Nancy Evelyn Paterson (1957–2018) was a Canadian artist and writer known for her work in new media.[1][2][3]
She was an associate professor at the Ontario College of Art and Design University from 1990 to 2018, and was Facilities Coordinator at Charles Street Video, a non-profit, artist-run centre providing production and post-production facilities for digital video and audio.[4][5]
Paterson was considered an important contributor to the cyberfeminist movement[6][7][8] and to the discussion of the role of gender in electronically mediated experience.[9][10]

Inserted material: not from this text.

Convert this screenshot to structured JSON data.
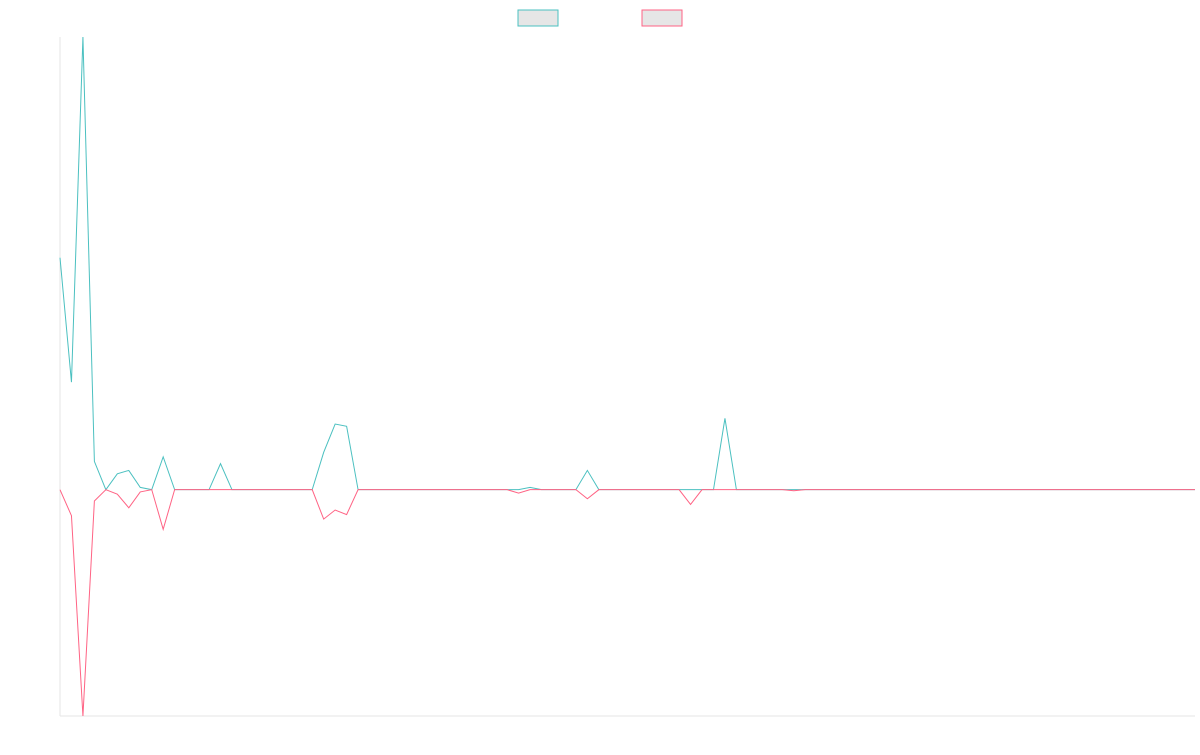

Paterson was also known for her electronically-based artworks. Her 1998 work Stock Market Skirt connected the physical height of a skirt hemline with the real-time movement of the stock market.[10][11] Her 1989 work Bicycle TV placed the viewer on a bicycle facing a video screen as the viewer cycled, then controlled their movement through scenes of the Canadian landscape projected before them.[12][13][14]
Paterson curated the group show Disembodied at InterAccess Gallery in Toronto in 1997, which was one of the earliest exhibitions in Canada to include an online component.